Mr.P: then you must have forgotten something. you should be more careful. give me the money.
*ker-ching*
Darke:will you find humour for todays post?
Mr.P: Well personally im not sure if your audience will appreciate british humour.
Darke: I'll take it.
Mr.P: then that will be twenty pounds.
Darke: Here's a recording of a blank cheque.
*white noise*
Darke: fill in the label for any amount you like.
Mr.P: Ta. and here is your code.
Darke: I will post now.
Darke: Hang a sec. You sold me a picture I drew.
Mr.P: well we are one and the same person.

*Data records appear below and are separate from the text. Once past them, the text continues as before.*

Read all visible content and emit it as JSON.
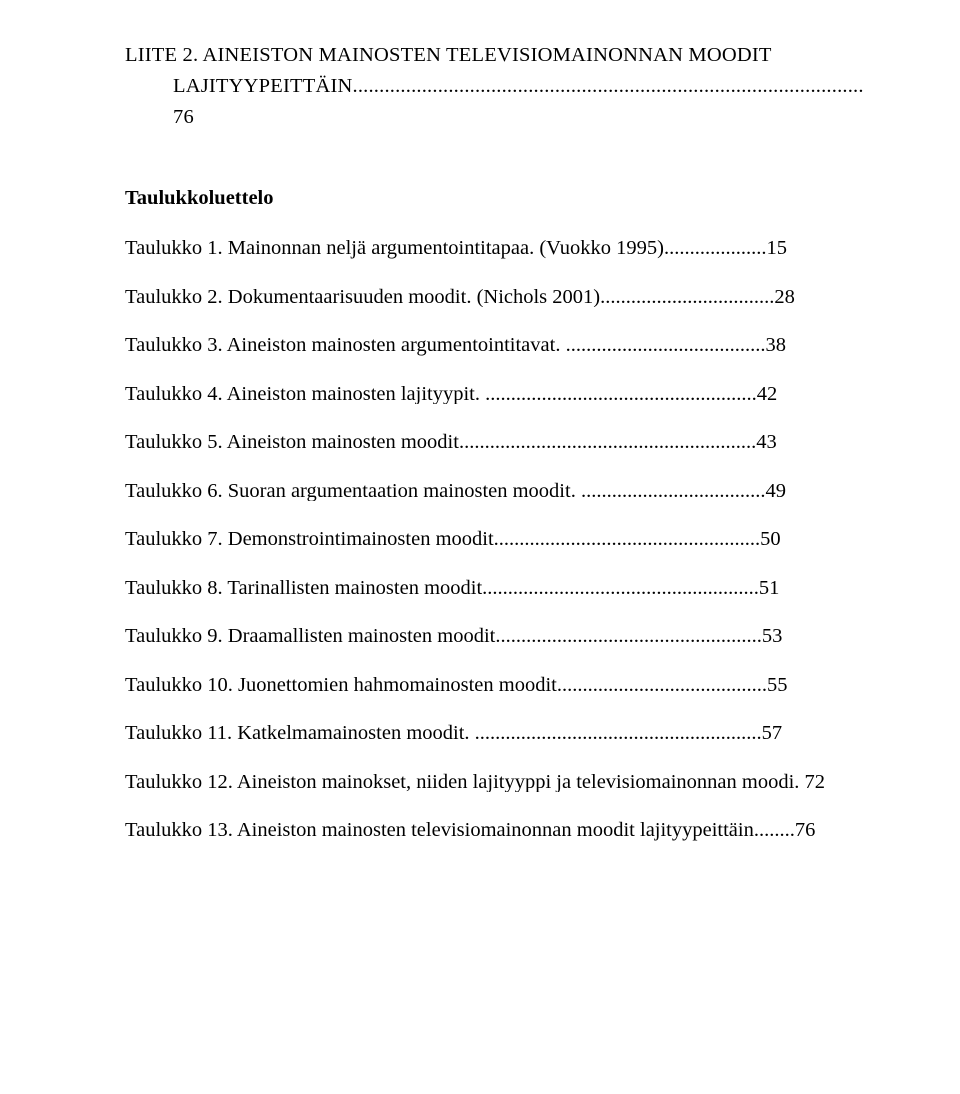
{
  "typography": {
    "font_family": "Times New Roman",
    "body_fontsize_pt": 15,
    "body_color": "#000000",
    "background_color": "#ffffff"
  },
  "heading": {
    "line1": "LIITE 2. AINEISTON MAINOSTEN TELEVISIOMAINONNAN MOODIT",
    "line2_label": "LAJITYYPEITTÄIN",
    "line2_dots": "................................................................................................ ",
    "line2_page": "76"
  },
  "section_title": "Taulukkoluettelo",
  "toc": [
    {
      "label": "Taulukko 1. Mainonnan neljä argumentointitapaa. (Vuokko 1995).",
      "dots": "...................",
      "page": "15"
    },
    {
      "label": "Taulukko 2. Dokumentaarisuuden moodit. (Nichols 2001).",
      "dots": ".................................",
      "page": "28"
    },
    {
      "label": "Taulukko 3. Aineiston mainosten argumentointitavat. ",
      "dots": ".......................................",
      "page": "38"
    },
    {
      "label": "Taulukko 4. Aineiston mainosten lajityypit. ",
      "dots": ".....................................................",
      "page": "42"
    },
    {
      "label": "Taulukko 5. Aineiston mainosten moodit.",
      "dots": ".........................................................",
      "page": "43"
    },
    {
      "label": "Taulukko 6. Suoran argumentaation mainosten moodit. ",
      "dots": "....................................",
      "page": "49"
    },
    {
      "label": "Taulukko 7. Demonstrointimainosten moodit.",
      "dots": "...................................................",
      "page": "50"
    },
    {
      "label": "Taulukko 8. Tarinallisten mainosten moodit.",
      "dots": ".....................................................",
      "page": "51"
    },
    {
      "label": "Taulukko 9. Draamallisten mainosten moodit.",
      "dots": "...................................................",
      "page": "53"
    },
    {
      "label": "Taulukko 10. Juonettomien hahmomainosten moodit.",
      "dots": "........................................",
      "page": "55"
    },
    {
      "label": "Taulukko 11. Katkelmamainosten moodit. ",
      "dots": "........................................................",
      "page": "57"
    },
    {
      "label": "Taulukko 12. Aineiston mainokset, niiden lajityyppi ja televisiomainonnan moodi. ",
      "dots": "",
      "page": "72"
    },
    {
      "label": "Taulukko 13. Aineiston mainosten televisiomainonnan moodit lajityypeittäin.",
      "dots": ".......",
      "page": "76"
    }
  ]
}
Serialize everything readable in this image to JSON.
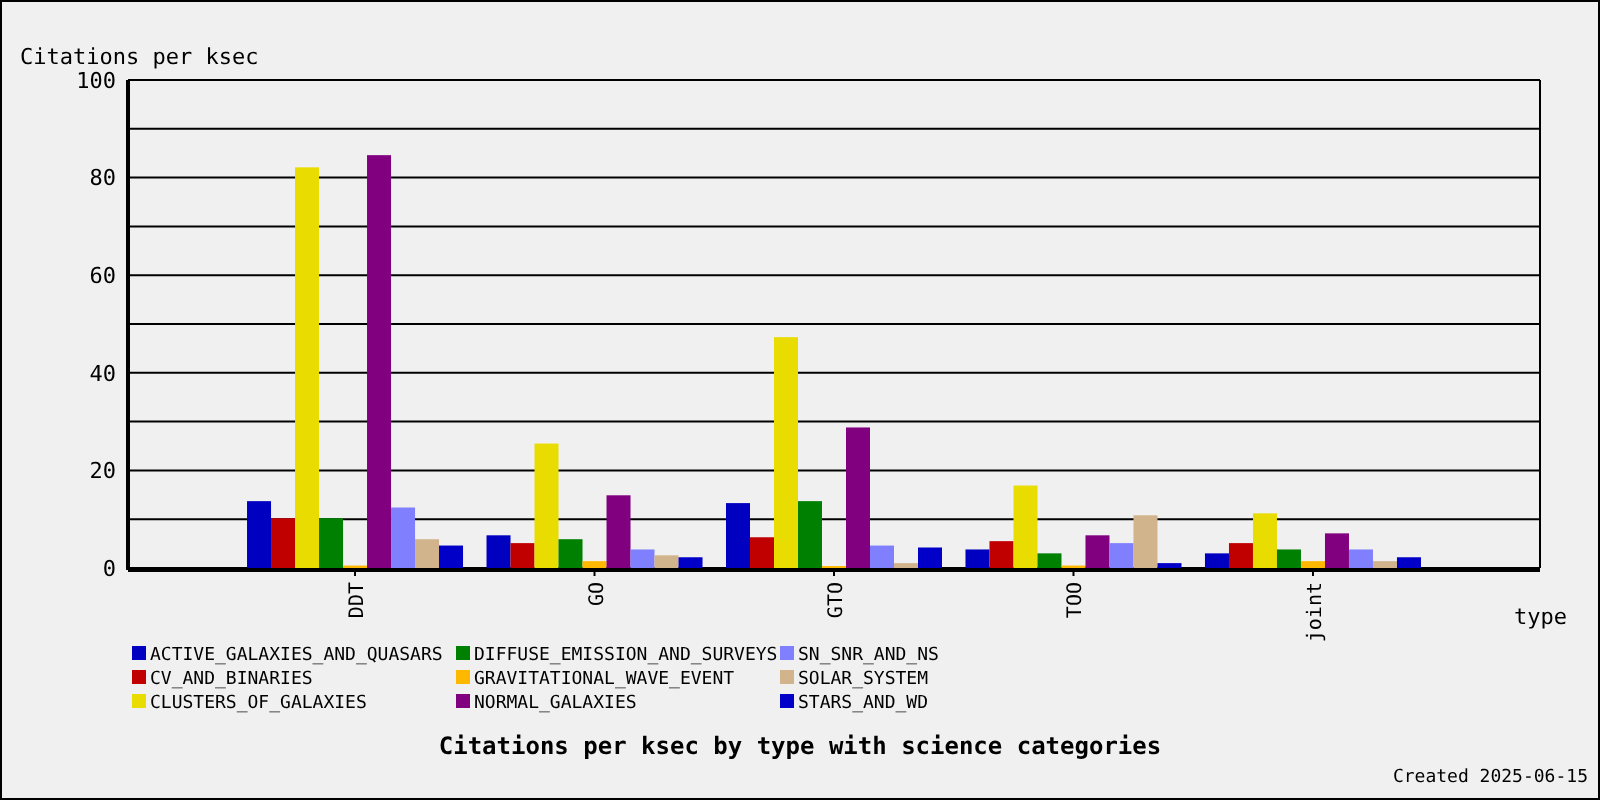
{
  "chart_data": {
    "type": "bar",
    "title": "Citations per ksec by type with science categories",
    "xlabel": "type",
    "ylabel": "Citations per ksec",
    "annotations": [
      "Created 2025-06-15"
    ],
    "categories": [
      "DDT",
      "GO",
      "GTO",
      "TOO",
      "joint"
    ],
    "series": [
      {
        "name": "ACTIVE_GALAXIES_AND_QUASARS",
        "color": "#0000c0",
        "values": [
          13.7,
          6.7,
          13.3,
          3.8,
          3.0
        ]
      },
      {
        "name": "CV_AND_BINARIES",
        "color": "#c00000",
        "values": [
          10.2,
          5.1,
          6.3,
          5.5,
          5.1
        ]
      },
      {
        "name": "CLUSTERS_OF_GALAXIES",
        "color": "#e8dc00",
        "values": [
          82.1,
          25.5,
          47.3,
          16.9,
          11.2
        ]
      },
      {
        "name": "DIFFUSE_EMISSION_AND_SURVEYS",
        "color": "#008000",
        "values": [
          10.2,
          5.9,
          13.7,
          3.0,
          3.8
        ]
      },
      {
        "name": "GRAVITATIONAL_WAVE_EVENT",
        "color": "#ffb800",
        "values": [
          0.5,
          1.4,
          0.4,
          0.5,
          1.4
        ]
      },
      {
        "name": "NORMAL_GALAXIES",
        "color": "#800080",
        "values": [
          84.6,
          14.9,
          28.8,
          6.7,
          7.1
        ]
      },
      {
        "name": "SN_SNR_AND_NS",
        "color": "#8080ff",
        "values": [
          12.4,
          3.8,
          4.6,
          5.1,
          3.8
        ]
      },
      {
        "name": "SOLAR_SYSTEM",
        "color": "#d2b48c",
        "values": [
          5.9,
          2.6,
          1.0,
          10.8,
          1.4
        ]
      },
      {
        "name": "STARS_AND_WD",
        "color": "#0000c8",
        "values": [
          4.6,
          2.2,
          4.2,
          1.0,
          2.2
        ]
      }
    ],
    "ylim": [
      0,
      100
    ],
    "yticks": [
      0,
      {
        "value": 10,
        "label": null
      },
      20,
      {
        "value": 30,
        "label": null
      },
      40,
      {
        "value": 50,
        "label": null
      },
      60,
      {
        "value": 70,
        "label": null
      },
      80,
      {
        "value": 90,
        "label": null
      },
      100
    ],
    "grid": "y",
    "legend": "bottom"
  }
}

Darke: true. you must get out of here now. Photograph this photograph of secret plans, record them on tape, swallow them, raise your right leg and leave the country.
Mr.P: whats that got to do with things?
Darke: I don't know, im being random today. My muse must be back. Quick stop her before she gets away.
*screech of tyres, sound of car moving away.*
Darke: damn she got away on a recording of a car. Mr.P, follow that car!
Mr.P: okay. *walks off*
Darke: I had better follow him.
*sound of footsteps fading away*
Darke: Hmm. Id better follow my feet as well. Hup!
*sound of darke bouncing away*
remember. its all in the mind dear readers. its all in the mind...it says here in small print.